German authorities plan to increase renewable capacity substantially in the years ahead and have a target to get most of the country's energy from renewables by 2050. By comparison, wind energy only accounts for 0.8% of Taiwan's energy mix currently. According to Elver this is a missed opportunity since wind energy is one of the most important and viable sources of renewable energy in Taiwan. Taiwan has strong and consistent offshore wind, especially along its north-west coast, one of the few areas in Asia with average wind speeds that are comparable to those of northern Europe, which is home to major offshore wind farms. This means that there is huge potential for offshore wind development in Taiwan as well as the potential for Taiwan to develop into a regional role model for offshore wind. According to Elver, Taiwan has the potential to install capacity of 6-10 gigawatts (GW) of offshore wind capacity and in full-load hours, this is about 10-15% higher than EU projects.

The Taiwan government has issued licences to three entities to develop offshore wind in Taiwan. Earlier this year, Taiwan's Ministry of Economic Affairs raised its offshore wind target to four gigawatts (GW) by 2030 as part of Taiwan's overall renewable energy target. In addition, the government has also identified 36 areas off the west coast with water depths of 50 metres that would be suitable for offshore projects. Taiwan's offshore wind developers are also actively fostering the deployment of offshore wind to support the national renewable targets. While this is a positive development, things are moving slowly owing to problems in getting access to financing as well as difficult administrative procedures, including a strict environmental impact assessment approval process. Government assistance will be needed to address these problems and speed up renewable energy capacity in Taiwan.

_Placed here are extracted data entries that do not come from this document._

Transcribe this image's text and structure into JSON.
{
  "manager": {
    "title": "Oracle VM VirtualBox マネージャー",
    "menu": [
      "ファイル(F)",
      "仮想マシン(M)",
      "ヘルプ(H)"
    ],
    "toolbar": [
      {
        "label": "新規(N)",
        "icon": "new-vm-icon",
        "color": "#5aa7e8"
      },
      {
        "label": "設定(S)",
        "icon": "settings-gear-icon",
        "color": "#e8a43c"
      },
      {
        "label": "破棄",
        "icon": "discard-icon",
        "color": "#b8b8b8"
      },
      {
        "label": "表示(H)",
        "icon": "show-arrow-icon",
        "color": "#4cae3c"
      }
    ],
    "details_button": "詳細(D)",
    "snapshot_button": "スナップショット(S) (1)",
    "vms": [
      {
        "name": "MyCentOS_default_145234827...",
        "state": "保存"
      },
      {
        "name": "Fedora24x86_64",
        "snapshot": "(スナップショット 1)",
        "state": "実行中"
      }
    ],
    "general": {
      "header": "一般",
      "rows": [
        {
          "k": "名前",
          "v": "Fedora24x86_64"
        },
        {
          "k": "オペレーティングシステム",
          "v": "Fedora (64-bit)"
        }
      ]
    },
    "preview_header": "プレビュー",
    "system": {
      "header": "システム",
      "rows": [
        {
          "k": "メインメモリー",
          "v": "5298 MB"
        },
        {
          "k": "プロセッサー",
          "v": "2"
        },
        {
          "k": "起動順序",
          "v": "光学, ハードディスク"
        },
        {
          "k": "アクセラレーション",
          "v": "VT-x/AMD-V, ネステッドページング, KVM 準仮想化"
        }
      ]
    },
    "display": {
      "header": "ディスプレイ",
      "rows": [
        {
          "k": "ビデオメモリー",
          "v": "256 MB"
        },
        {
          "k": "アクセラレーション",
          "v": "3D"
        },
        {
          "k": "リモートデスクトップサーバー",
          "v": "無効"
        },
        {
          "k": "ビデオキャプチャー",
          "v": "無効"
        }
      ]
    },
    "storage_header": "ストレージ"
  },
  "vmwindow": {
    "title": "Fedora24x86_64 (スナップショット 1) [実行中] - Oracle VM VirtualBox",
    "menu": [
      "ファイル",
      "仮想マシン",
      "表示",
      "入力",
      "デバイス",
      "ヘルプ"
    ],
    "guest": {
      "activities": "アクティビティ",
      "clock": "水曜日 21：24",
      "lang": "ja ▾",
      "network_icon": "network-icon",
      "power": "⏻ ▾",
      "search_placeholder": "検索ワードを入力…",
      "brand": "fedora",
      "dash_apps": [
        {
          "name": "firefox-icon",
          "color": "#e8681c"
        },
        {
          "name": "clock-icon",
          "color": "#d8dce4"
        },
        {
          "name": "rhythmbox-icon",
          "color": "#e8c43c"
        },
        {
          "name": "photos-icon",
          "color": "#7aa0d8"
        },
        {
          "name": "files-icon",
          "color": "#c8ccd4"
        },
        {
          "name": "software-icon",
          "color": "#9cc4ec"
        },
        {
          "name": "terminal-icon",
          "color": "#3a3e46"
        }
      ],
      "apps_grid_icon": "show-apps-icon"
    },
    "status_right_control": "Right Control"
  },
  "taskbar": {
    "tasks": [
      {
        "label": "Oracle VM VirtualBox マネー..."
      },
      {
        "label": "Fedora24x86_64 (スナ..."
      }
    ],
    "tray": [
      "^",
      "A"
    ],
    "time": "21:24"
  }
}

Siemens is one of the world's leading suppliers of wind power solutions with an installed base of 14,300 turbines and a combined capacity of 25,400 MW. According to Elver, the company has an order backlog of 7.4 GW (offshore and onshore). Moreover, the firm is a pioneer and market leader in offshore wind with an installed base of 1,470 turbines and 4.7 GW of capacity with 24 years of experience (the company built the world's first offshore wind power plant in Vindeby Denmark in 1991). According to Elver, Siemens' turbines have proven 20+ year product lifetimes and provide 95% real availability.

While it is more costly to develop offshore wind (given technical, transport and construction costs), there are a number of advantages. The most important advantages are that wind tends to be stronger offshore (generating more output) and offshore turbines do not take up valuable land space, which is an important issue for Taiwan. Moreover, as technology improves, costs continue to fall. Modern wind turbines are now far more powerful than their predecessors. While early turbines had blades just 11 metres long and provided 30 kilowatts of power, the latest versions have blades that are almost 80 metres long and generate up to 7 MW of energy. Technology has also improved the way turbines are managed. Modern turbines can be monitored and controlled remotely. Besides generating electricity, wind energy also creates good jobs related to the manufacturing of turbine parts, construction and installation and maintenance of turbines.